All metrics carry a router_id constant label (the frontend’s discovery instance ID). Filter in Prometheus with:

1dynamo_router_requests_total{router_id="12345"}
MetricTypeDescription
dynamo_router_requests_totalCounterTotal requests processed by the router
dynamo_router_time_to_first_token_secondsHistogramTime to first token (seconds)
dynamo_router_inter_token_latency_secondsHistogramAverage inter-token latency (seconds)
dynamo_router_input_sequence_tokensHistogramInput sequence length (tokens)
dynamo_router_output_sequence_tokensHistogramOutput sequence length (tokens)
dynamo_router_kv_hit_rateHistogramPredicted KV cache hit rate at routing time (0.0-1.0)

Per-Request Routing Overhead (dynamo_router_overhead_*)

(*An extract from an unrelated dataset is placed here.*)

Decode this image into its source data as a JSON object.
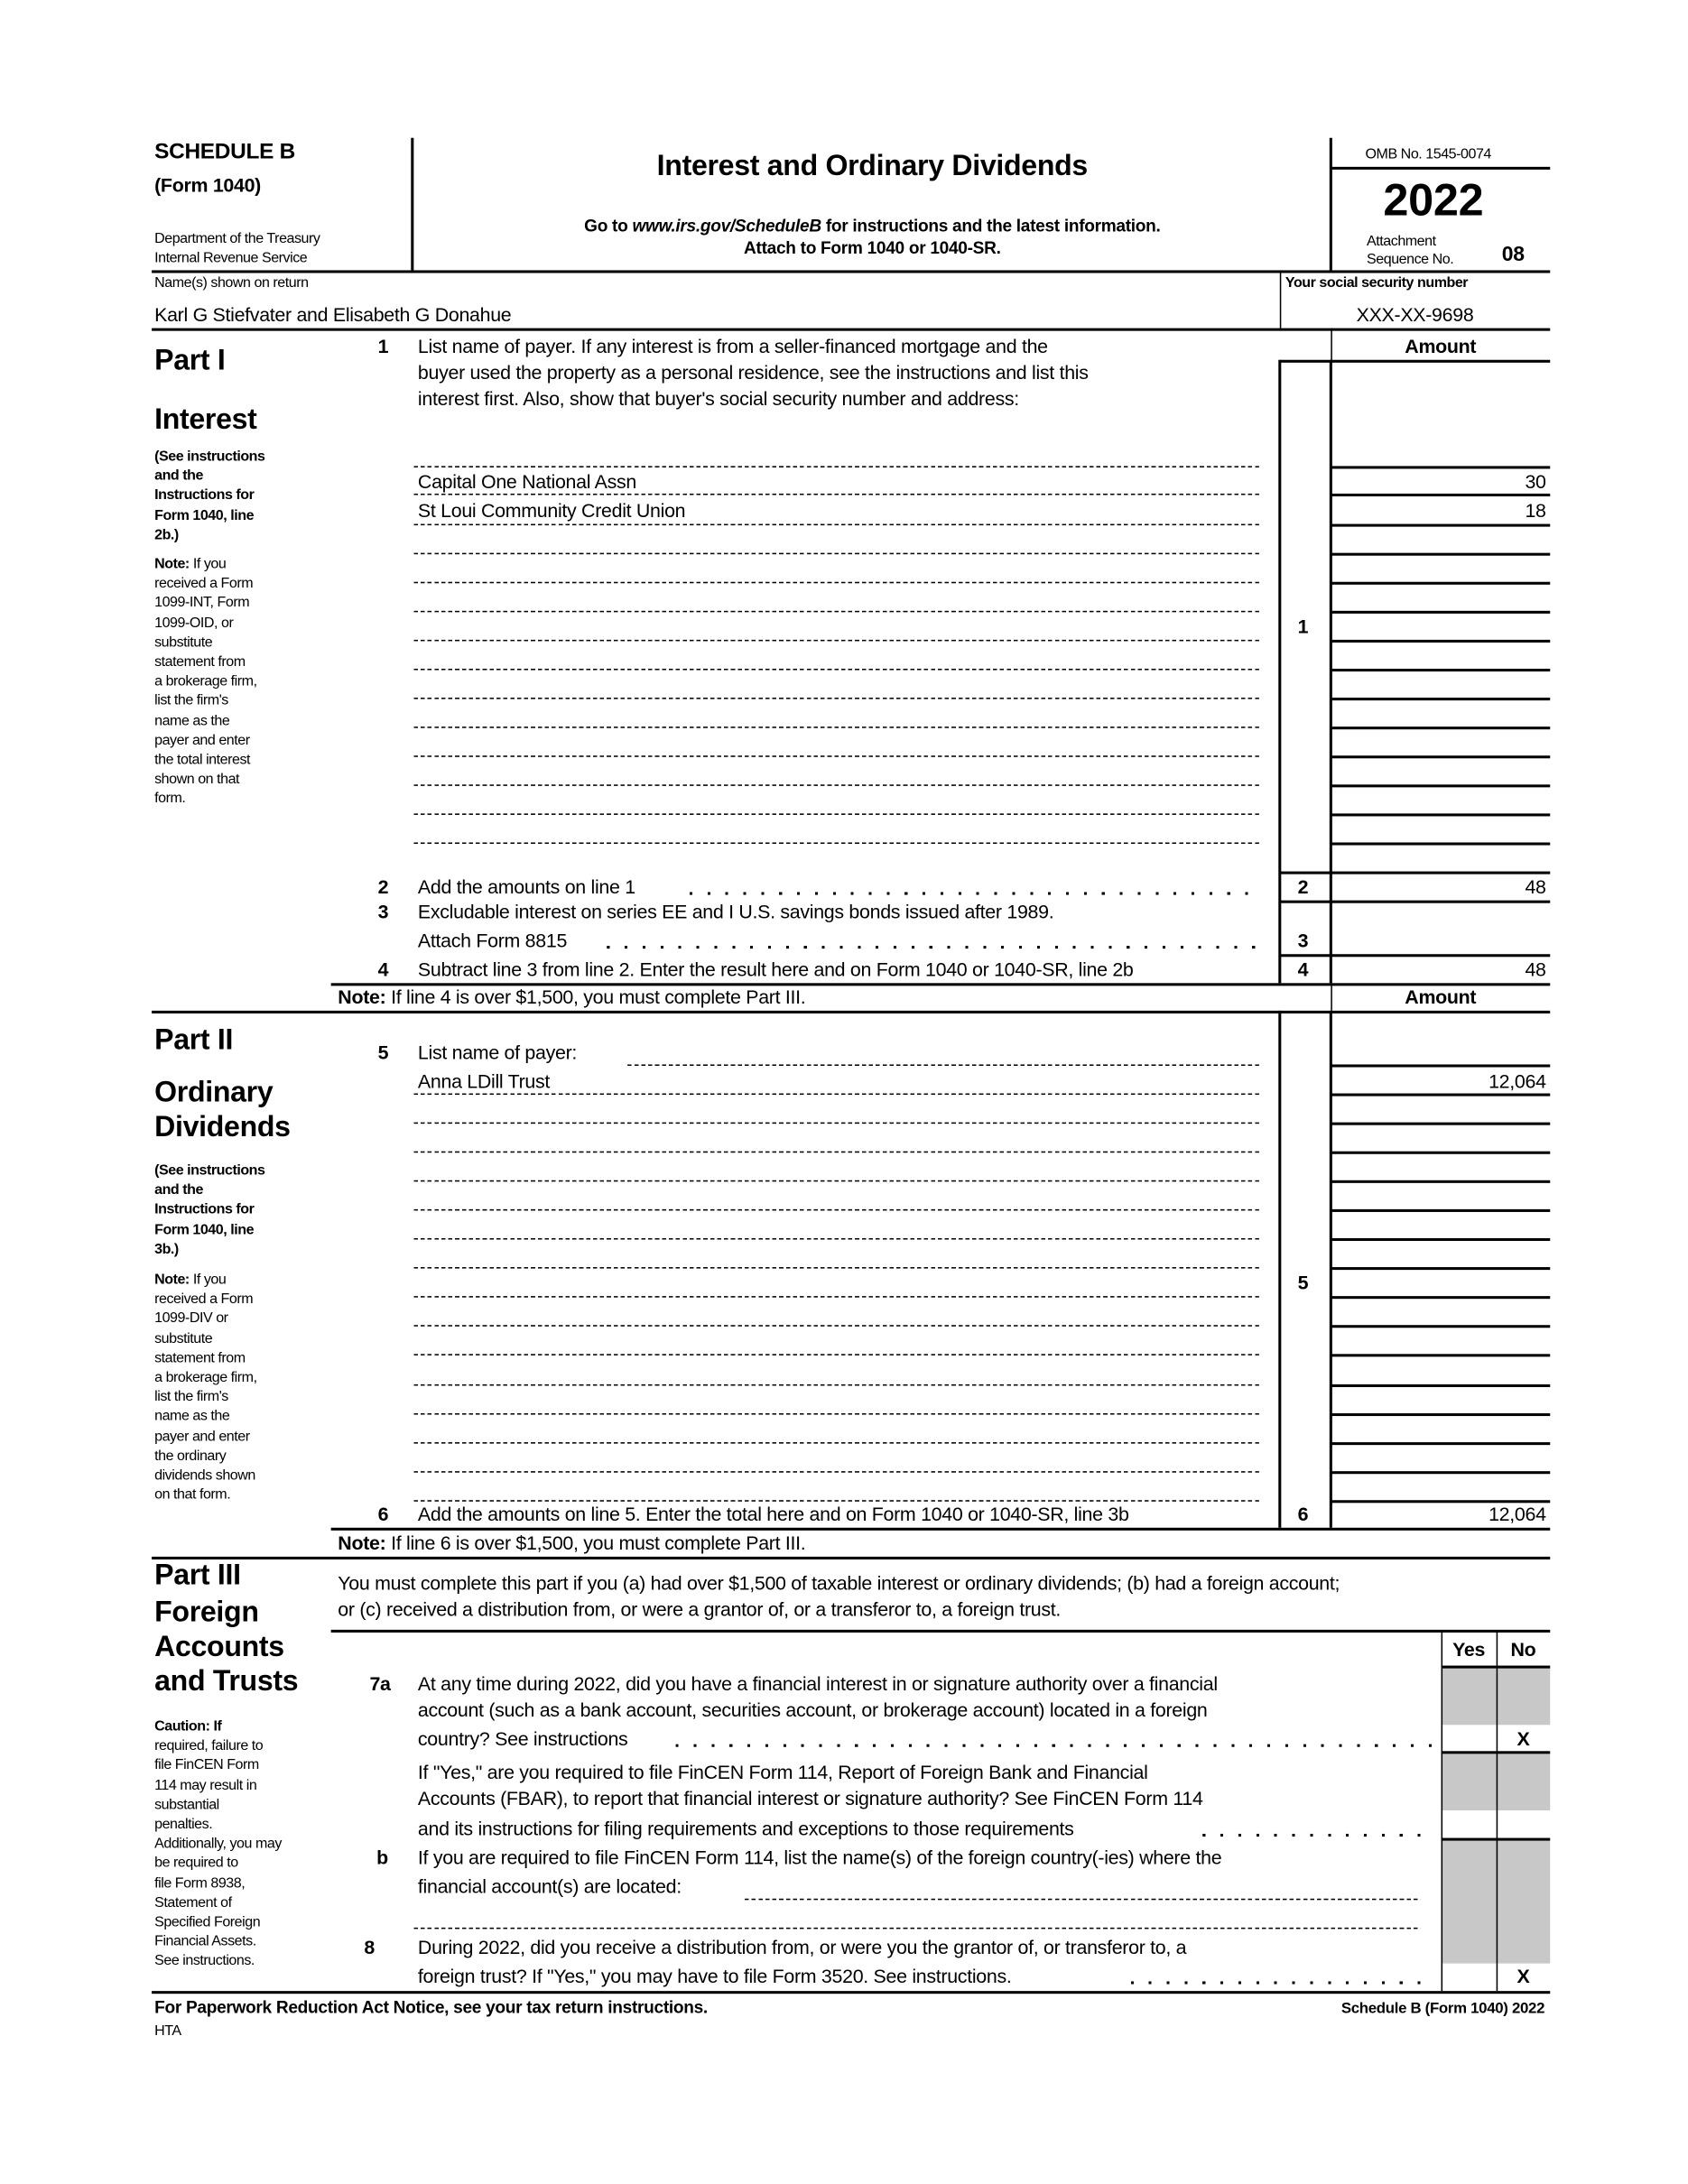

Histograms (in milliseconds) tracking the time spent in each phase of the routing decision for every request. Created on first routing decision. Same router_id label as the request metrics above.

MetricTypeDescription
dynamo_router_overhead_block_hashing_msHistogramTime computing block hashes
dynamo_router_overhead_indexer_find_matches_msHistogramTime in indexer find_matches
dynamo_router_overhead_seq_hashing_msHistogramTime computing sequence hashes
dynamo_router_overhead_scheduling_msHistogramTime in scheduler worker selection
dynamo_router_overhead_total_msHistogramTotal routing overhead per request

KV Indexer Metrics

Tracks KV cache events applied to the router’s radix tree index. Only appears when --router-kv-overlap-score-weight is greater than 0 (default) and workers are publishing KV events. Will not appear if --router-kv-overlap-score-weight 0 is set or no KV events have been received.

MetricTypeDescription
dynamo_component_kv_cache_events_appliedCounterKV cache events applied to the index

Additional labels: status (ok / error), event_type (stored / removed / cleared)

Per-Worker Load and Timing Gauges (dynamo_frontend_worker_*)

These appear once workers register and begin serving requests. They are registered on the frontend’s local Prometheus registry (not component-scoped) and do not carry dynamo_namespace or dynamo_component labels.

MetricTypeDescription
dynamo_frontend_worker_active_decode_blocksGaugeActive KV cache decode blocks per worker
dynamo_frontend_worker_active_prefill_tokensGaugeActive prefill tokens queued per worker
dynamo_frontend_worker_last_time_to_first_token_secondsGaugeLast observed TTFT per worker (seconds)
dynamo_frontend_worker_last_input_sequence_tokensGaugeLast observed input sequence length per worker
dynamo_frontend_worker_last_inter_token_latency_secondsGaugeLast observed ITL per worker (seconds)

Labels:

LabelExample ValueDescription
worker_id7890Worker instance ID (etcd lease ID)
dp_rank0Data-parallel rank
worker_typeprefill or decodeWorker role

In disaggregated mode, the worker_type label shows both "prefill" and "decode" values; in aggregated mode, all workers report as "decode".